There is way too much dark matter to list here. Actually no one has ever listed all these guidance memos in one place.
But for more examples, see some of the “Dear Colleague” letters issued in 2015 and 2016 just on the subject of federal student aid by the Department of Education here and here, covering a range of topics including campus policing, protecting student information, the operations of for-profit colleges and “citizenship and immigration status documentation.”
Or see a hit list that includes both regulations and guidance published by the conservative House Freedom Caucus for the benefit of the Trump administration.
While singling out some dark matter for elimination, including some involving climate change, the caucus also suggested generating some more guidance documents, for example, that would “rollback anti-retaliation provisions of OSHA’s worker injury and illness reporting rule” and an “Obama-era policy allowing union officials to join OSHA inspectors at non-union sites.”
It’s fair to wonder about the origin of regulatory dark matter and why it’s so easy to generate it and then eliminate it.
Think of the vast regulatory apparatus of the United States government as a pyramid.

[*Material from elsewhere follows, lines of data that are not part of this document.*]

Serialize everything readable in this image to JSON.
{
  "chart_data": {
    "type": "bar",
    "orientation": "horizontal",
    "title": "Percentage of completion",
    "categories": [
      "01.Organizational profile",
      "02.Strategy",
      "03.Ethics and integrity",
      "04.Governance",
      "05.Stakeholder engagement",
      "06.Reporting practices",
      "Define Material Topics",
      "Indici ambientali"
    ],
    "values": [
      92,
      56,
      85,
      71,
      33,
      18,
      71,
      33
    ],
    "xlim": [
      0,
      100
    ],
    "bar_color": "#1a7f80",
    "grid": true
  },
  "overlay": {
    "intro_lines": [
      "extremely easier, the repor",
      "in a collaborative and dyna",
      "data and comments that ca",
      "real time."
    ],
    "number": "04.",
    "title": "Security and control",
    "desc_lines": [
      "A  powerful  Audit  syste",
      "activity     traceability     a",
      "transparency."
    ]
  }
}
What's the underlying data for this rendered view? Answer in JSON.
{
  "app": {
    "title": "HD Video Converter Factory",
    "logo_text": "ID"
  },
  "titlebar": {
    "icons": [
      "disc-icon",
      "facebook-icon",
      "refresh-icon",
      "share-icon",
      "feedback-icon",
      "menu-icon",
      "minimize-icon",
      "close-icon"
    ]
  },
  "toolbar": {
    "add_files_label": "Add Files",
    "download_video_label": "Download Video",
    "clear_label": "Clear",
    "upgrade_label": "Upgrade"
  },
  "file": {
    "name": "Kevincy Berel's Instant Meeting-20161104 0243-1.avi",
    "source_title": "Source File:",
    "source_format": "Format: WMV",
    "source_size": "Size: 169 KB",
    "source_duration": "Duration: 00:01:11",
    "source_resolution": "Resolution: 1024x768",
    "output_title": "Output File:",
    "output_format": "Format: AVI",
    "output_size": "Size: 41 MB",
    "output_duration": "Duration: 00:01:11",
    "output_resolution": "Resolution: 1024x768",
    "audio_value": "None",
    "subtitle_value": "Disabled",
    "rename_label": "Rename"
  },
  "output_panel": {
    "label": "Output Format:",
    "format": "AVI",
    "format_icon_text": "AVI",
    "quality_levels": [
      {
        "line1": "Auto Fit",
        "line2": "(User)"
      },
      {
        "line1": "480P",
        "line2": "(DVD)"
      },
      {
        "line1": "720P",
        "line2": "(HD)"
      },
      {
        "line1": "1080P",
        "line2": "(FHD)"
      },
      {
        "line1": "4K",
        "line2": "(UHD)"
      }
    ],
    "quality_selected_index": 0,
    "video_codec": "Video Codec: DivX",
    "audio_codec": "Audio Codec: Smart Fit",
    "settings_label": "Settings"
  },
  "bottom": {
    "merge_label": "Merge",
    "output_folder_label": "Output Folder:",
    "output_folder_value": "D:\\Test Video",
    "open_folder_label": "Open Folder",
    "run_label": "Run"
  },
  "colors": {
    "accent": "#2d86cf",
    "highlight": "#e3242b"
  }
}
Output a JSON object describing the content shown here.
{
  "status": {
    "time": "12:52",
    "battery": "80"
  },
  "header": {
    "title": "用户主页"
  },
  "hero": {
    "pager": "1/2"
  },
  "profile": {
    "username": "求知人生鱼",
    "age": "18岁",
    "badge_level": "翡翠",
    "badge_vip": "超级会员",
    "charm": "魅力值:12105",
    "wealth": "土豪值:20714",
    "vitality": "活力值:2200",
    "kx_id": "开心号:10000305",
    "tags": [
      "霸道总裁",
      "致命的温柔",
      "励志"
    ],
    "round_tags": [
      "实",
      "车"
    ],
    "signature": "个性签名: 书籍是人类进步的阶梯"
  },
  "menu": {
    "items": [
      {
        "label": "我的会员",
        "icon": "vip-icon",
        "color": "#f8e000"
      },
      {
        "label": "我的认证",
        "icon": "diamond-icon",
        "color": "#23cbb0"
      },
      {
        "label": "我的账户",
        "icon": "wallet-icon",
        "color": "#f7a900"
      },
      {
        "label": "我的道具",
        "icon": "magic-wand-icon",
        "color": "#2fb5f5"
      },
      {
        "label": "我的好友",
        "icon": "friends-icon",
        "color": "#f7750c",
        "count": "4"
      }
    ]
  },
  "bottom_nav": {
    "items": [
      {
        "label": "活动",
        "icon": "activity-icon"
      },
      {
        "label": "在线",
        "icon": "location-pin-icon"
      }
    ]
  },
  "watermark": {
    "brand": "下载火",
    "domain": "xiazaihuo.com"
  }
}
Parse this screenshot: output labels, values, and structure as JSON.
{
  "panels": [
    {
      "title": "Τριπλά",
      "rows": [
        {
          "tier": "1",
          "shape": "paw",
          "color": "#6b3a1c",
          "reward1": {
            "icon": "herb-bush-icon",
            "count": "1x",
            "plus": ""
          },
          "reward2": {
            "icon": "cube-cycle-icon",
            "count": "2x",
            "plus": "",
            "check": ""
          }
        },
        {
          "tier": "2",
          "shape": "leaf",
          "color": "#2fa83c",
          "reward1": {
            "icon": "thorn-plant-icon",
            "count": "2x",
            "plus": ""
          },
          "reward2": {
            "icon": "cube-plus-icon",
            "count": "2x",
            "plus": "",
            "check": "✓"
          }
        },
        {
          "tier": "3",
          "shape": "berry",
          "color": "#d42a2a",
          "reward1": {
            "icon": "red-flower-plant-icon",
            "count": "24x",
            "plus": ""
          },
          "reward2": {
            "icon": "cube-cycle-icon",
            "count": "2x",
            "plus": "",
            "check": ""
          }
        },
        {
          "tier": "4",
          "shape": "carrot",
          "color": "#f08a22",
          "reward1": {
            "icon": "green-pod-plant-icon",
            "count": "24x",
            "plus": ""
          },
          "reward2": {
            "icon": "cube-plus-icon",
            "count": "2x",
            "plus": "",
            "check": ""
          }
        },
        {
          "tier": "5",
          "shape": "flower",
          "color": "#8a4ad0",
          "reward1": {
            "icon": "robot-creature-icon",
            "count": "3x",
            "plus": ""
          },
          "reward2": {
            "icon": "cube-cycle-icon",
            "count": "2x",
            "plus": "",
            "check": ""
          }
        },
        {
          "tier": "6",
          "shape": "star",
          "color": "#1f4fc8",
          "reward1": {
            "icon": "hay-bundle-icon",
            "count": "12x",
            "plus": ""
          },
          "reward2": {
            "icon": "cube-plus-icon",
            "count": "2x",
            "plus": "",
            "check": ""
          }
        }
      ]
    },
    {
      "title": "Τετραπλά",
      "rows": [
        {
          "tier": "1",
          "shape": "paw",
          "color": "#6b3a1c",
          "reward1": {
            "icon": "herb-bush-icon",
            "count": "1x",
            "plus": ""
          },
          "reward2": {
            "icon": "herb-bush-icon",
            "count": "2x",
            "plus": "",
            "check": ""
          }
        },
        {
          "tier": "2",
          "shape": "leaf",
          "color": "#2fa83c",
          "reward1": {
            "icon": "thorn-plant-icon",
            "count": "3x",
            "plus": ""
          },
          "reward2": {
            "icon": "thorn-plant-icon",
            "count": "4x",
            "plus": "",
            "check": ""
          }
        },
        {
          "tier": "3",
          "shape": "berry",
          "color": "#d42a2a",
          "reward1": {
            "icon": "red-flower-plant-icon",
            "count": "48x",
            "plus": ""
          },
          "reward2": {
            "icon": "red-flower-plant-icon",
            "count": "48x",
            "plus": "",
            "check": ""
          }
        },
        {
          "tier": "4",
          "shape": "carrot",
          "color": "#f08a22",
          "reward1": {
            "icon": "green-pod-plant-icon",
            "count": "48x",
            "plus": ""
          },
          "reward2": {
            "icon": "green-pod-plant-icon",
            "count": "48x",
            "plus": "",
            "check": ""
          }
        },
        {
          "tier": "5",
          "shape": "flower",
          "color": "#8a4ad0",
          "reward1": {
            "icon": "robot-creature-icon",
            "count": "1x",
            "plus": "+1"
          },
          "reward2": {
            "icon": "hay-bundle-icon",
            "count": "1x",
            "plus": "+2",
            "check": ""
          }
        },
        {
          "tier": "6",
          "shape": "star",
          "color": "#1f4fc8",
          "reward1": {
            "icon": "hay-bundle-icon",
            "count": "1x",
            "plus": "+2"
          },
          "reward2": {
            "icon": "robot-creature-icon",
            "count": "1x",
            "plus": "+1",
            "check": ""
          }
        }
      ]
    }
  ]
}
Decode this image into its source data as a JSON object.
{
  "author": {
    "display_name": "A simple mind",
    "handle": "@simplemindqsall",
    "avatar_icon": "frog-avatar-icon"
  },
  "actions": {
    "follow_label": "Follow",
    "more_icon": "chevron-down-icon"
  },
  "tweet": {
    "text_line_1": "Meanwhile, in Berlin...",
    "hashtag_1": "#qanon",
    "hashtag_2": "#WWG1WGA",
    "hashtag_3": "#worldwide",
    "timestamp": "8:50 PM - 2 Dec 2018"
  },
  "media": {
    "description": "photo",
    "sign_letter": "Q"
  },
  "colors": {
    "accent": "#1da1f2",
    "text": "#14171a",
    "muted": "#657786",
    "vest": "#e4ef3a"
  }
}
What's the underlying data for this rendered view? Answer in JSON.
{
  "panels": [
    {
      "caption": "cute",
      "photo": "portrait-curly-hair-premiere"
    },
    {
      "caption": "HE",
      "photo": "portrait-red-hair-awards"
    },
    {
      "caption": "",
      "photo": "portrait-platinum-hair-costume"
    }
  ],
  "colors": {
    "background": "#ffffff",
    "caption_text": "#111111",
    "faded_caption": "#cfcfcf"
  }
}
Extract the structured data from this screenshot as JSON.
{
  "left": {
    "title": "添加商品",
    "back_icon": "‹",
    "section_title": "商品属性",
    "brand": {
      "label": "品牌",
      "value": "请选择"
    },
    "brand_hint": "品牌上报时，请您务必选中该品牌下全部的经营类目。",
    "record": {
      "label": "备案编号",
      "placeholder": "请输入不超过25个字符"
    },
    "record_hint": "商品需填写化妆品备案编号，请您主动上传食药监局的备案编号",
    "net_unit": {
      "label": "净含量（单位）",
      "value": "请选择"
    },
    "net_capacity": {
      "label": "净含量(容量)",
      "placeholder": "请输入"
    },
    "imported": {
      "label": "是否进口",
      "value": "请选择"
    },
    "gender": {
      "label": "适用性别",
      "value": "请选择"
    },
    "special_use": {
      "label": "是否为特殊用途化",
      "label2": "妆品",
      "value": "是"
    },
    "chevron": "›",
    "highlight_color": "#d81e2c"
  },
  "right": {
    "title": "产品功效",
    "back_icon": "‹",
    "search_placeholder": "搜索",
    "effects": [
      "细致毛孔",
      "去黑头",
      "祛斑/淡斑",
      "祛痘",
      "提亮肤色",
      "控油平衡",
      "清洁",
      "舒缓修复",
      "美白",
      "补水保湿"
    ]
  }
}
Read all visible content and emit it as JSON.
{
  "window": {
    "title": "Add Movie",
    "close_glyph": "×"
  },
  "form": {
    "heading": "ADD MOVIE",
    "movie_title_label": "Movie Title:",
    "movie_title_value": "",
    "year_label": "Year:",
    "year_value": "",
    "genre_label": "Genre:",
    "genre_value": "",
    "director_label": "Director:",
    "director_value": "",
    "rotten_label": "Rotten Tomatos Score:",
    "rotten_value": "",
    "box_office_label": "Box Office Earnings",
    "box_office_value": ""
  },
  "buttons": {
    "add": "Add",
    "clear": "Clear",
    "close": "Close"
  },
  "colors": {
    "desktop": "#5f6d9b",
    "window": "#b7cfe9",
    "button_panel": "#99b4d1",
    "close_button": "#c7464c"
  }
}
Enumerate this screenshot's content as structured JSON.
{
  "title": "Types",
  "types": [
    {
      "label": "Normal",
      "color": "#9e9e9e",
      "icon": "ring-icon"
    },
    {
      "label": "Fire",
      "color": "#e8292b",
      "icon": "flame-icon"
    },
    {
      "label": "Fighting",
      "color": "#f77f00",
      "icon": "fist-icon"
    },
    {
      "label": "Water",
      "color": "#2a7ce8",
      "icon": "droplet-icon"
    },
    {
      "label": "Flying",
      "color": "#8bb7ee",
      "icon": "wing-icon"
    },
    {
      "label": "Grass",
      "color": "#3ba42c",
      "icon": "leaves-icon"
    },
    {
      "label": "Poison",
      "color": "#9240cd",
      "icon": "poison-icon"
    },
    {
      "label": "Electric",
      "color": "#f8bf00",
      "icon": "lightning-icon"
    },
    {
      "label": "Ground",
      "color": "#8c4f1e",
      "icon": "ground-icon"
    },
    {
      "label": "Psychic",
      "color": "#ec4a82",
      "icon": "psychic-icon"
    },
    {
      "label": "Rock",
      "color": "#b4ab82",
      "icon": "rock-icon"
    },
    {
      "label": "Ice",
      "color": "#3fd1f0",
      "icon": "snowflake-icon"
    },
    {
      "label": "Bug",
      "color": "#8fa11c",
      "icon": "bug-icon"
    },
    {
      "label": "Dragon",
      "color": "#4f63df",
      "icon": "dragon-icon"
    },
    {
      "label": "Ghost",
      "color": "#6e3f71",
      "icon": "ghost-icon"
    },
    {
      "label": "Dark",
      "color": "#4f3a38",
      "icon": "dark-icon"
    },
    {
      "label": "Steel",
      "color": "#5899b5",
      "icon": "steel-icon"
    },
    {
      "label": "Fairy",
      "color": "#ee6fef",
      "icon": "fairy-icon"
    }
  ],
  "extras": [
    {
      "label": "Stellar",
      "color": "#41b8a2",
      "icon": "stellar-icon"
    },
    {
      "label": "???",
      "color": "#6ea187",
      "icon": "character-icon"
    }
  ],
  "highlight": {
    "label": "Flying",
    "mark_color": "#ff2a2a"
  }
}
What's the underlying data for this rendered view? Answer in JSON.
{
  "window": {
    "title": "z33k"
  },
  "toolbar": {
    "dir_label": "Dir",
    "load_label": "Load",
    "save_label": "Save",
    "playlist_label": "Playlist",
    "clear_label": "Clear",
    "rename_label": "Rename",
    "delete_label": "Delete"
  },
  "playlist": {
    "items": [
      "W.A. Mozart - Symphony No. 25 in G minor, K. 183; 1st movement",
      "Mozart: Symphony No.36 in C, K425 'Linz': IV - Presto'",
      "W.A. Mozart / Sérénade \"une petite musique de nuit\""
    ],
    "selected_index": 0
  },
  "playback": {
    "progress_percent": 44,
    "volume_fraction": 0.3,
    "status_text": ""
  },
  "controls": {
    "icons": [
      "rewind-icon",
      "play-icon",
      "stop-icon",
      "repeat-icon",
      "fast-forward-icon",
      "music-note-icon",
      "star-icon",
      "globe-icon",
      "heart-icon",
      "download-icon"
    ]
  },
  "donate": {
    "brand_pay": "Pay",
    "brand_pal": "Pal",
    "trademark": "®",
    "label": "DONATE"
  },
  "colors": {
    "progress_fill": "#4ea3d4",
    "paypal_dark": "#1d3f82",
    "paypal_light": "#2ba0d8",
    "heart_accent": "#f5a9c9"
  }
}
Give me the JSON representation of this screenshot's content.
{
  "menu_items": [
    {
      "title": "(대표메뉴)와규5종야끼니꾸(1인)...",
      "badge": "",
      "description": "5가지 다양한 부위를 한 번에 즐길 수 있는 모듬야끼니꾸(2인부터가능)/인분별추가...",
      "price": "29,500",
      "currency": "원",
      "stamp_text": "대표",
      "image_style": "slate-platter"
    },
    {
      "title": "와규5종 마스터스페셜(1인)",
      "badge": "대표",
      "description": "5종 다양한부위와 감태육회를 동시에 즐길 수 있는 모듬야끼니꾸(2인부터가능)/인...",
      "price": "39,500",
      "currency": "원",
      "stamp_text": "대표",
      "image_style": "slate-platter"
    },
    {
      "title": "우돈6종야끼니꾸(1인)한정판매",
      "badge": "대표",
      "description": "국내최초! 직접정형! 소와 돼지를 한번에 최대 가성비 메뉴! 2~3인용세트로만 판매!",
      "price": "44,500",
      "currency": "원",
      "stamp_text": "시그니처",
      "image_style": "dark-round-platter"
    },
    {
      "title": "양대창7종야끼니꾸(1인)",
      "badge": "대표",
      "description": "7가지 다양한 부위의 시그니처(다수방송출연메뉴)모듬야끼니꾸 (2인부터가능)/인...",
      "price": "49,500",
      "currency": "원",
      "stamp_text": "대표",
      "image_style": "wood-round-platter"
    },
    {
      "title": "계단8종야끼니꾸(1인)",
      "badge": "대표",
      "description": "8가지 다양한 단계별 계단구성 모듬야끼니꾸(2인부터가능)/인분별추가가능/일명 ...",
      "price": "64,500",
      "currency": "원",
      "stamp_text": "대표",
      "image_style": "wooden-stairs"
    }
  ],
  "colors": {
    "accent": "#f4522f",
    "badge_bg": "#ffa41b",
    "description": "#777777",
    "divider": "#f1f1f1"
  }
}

At the top are laws, like the Clean Air Act, actually passed by Congress and signed by the president, the way the framers of the Constitution envisioned things.
Since the laws can’t deal with most situations that will arise as agencies try to enforce them, the agencies generate regulations to do so. Regulations are just below laws in the pyramid. But regulations have a long gestation period ranging from months to years during which the public has an opportunity to comment on them.
But regulations can’t deal with most situations that arise either, so the agencies responsible for them use such vehicles as “guidance” documents and Dear Colleague letters to deal with specific situations. Guidance requires no notice or comment period. Guidance documents have been called “non-rule rules.”
(Not to be forgotten are “waivers” of rules, heavily utilized by the Obama administration during its troubled rollout of the Affordable Care Act and identified by the Trump administration as a way to get rid of elements of Obamacare with or without legislation. The Obama administration essentially waived away the entire “No Child Left Behind” law.)
Here’s a brief summary of the whole structure, courtesy of an often-cited passage from a 2000 opinion involving the EPA composed by an obviously guidance-weary panel of the U.S. Court of Appeals for the District of Columbia Circuit:
Congress passes a broadly worded statute. The agency follows with regulations containing broad language, open-ended phrases, ambiguous standards and the like. Then as years pass, the agency issues circulars or guidance or memoranda, explaining, interpreting, defining and often expanding the commands in regulations. One guidance document may yield another and then another and so on. Several words in a regulation may spawn hundreds of pages of text as the agency offers more and more detail regarding what its regulations demand of regulated entities. Law is made, without notice and comment, without public participation, and without publication in the Federal Register or the Code of Federal Regulations.
Where do executive orders fit in the pyramid? They don’t, even though, unlike guidance, they are laws.
But who said presidents could make laws? Presidents did.
While executive orders all begin with the words “By the authority vested in me as President by the Constitution …” there is nothing in the Constitution that says presidents can make laws. Quite the contrary.
Since no one has stopped them since George Washington issued the first equivalent of an executive order, they remain, as Begala said, “kind of cool.”
Correction: The original version said these documents could be found in the Federal Register or the CFR. They can’t.